Dramatic turn to fundraiser
Rex Willoughby has always been a fitness fanatic.
A cause close to his heart and the chance to use his hobby to raise money inspired him to set his sights high - Mt Everest high.
But the 70-year-old Devonport resident's trip took a dramatic turn when he had to be airlifted off the mountain.
Willougby took part in the Emirates2Everest Trek last month to raise funds for Harrison's Fund.
The charity is named after Willoughby's seven-year-old grandson Harrison Smith who was diagnosed with Duchenne Muscular Dystrophy three years ago.
The fatal genetic condition restricts muscle growth causing the body to ultimately shut down.
Willoughby joined five adventurers to tackle the Himalayas and reach the summit Goyko Ri that looks across the mountain ridge and glacier towards Everest.
It took Willoughby eight days to reach Goyko Ri but at 4800 metres he began experiencing breathlessness and had to be helicoptered off the mountain.
Willoughby says having the trek cut short was a double-edged sword.
"In one sense I was so disappointed not to complete it. But being helicoptered down was one of the most incredible experiences. I was literally on top of the world."
Willoughby says his grandson's diagnosis rocked their tight-knit family.
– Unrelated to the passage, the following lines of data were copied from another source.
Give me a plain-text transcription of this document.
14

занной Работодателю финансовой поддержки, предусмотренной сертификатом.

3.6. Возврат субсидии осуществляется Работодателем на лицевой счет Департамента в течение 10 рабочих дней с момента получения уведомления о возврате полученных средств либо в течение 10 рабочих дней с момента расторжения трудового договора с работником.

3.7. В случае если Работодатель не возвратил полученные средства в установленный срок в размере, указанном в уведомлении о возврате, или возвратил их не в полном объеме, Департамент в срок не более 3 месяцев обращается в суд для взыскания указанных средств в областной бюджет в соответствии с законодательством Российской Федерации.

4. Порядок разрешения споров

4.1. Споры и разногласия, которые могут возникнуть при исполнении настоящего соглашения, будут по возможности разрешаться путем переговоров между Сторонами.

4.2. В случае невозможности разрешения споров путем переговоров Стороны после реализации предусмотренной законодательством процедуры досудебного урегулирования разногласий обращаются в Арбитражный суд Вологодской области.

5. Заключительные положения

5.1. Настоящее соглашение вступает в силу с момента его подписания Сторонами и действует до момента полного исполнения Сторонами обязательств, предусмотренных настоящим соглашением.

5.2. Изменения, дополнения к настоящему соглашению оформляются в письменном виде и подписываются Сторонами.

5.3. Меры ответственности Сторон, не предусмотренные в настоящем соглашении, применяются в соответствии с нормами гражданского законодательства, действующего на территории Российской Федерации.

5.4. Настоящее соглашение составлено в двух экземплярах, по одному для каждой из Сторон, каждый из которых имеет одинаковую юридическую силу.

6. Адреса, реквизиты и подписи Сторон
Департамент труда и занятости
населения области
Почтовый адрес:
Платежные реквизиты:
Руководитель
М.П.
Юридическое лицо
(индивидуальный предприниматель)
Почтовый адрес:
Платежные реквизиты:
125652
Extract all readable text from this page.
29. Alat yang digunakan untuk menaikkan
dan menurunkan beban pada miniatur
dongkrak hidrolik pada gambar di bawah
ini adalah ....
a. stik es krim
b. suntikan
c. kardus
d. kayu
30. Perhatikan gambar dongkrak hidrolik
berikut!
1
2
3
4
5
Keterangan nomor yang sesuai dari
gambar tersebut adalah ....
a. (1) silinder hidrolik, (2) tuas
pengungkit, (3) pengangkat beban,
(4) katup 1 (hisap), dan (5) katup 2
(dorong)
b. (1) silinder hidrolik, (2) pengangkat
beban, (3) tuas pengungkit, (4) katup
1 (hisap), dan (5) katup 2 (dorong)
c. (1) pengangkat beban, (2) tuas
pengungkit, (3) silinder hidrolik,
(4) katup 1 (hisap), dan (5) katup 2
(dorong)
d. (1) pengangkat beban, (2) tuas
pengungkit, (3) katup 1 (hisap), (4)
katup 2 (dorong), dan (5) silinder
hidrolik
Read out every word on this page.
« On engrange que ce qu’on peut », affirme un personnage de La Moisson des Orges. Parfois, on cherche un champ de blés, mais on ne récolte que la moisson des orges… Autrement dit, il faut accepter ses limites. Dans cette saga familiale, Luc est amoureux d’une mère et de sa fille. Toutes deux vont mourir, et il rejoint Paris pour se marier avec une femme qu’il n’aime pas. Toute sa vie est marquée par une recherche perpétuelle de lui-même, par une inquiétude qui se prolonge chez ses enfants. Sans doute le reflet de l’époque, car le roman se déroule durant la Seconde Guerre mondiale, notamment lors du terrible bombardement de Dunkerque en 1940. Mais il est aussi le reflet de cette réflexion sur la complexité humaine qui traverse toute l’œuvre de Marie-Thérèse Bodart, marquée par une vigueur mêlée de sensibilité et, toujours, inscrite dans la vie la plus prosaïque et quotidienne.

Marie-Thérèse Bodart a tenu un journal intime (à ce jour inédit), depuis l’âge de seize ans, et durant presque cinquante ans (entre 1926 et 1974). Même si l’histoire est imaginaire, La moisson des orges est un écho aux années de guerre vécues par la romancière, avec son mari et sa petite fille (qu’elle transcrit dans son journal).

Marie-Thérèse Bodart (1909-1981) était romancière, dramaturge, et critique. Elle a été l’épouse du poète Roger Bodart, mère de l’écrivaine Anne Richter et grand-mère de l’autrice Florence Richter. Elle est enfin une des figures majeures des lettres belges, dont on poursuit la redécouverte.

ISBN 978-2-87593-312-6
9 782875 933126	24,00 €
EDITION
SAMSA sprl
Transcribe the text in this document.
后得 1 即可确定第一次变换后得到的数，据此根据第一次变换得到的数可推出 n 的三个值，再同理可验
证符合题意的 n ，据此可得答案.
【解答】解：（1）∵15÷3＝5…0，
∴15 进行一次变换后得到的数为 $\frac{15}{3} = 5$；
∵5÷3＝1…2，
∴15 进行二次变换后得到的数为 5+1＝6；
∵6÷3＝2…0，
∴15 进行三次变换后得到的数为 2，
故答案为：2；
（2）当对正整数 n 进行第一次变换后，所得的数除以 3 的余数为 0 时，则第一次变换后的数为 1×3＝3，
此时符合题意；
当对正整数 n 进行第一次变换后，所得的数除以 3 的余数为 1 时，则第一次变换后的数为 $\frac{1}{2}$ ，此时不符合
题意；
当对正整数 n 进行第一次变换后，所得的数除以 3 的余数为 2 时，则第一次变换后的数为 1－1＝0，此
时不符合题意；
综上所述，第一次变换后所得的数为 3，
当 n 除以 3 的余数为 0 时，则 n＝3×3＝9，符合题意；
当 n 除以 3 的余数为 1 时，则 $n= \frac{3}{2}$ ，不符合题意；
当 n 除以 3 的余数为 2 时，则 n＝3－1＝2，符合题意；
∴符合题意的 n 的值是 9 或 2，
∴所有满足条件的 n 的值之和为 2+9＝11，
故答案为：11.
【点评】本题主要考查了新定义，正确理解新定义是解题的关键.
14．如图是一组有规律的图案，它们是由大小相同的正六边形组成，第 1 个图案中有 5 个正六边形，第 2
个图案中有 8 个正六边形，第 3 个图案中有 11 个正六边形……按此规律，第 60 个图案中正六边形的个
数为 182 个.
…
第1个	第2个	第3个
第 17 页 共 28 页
"For most people Harrison looks completely healthy but on the inside he is already struggling."
Harrison's muscles are deteriorating at an alarming rate, Willoughby says.
"There's no cure, it's really tragic. Unless they find a cure Harrison will be in a wheelchair in the next few years and his life expectancy will be considerably shorter."
He still remembers the day he knew there was something different about Harrison.
"I was walking behind him up the stairs and he was taking one at a time because his muscles couldn't cope.
"And when he fell down, he couldn't pick himself up properly. It was pretty devastating."
Willoughby himself was diagnosed with prostate cancer 20 years ago and used trekking the world's tallest peaks as a coping mechanism and method to fundraise for the disease.
"When I found out about Harrison I switched my allegiance and started raising money for him instead."
Willougby says Harrison's parents Donna and Alex had two options after learning about their son's condition.
"They could have gone within themselves or they could have done something about it."
The pair created Harrison's Fund in the hope of raising enough money to handover to the world's best researchers and eventually eradicate the disease.
To date Willoughby has managed to raise 70 per cent of his $5000 for the Everest adventure.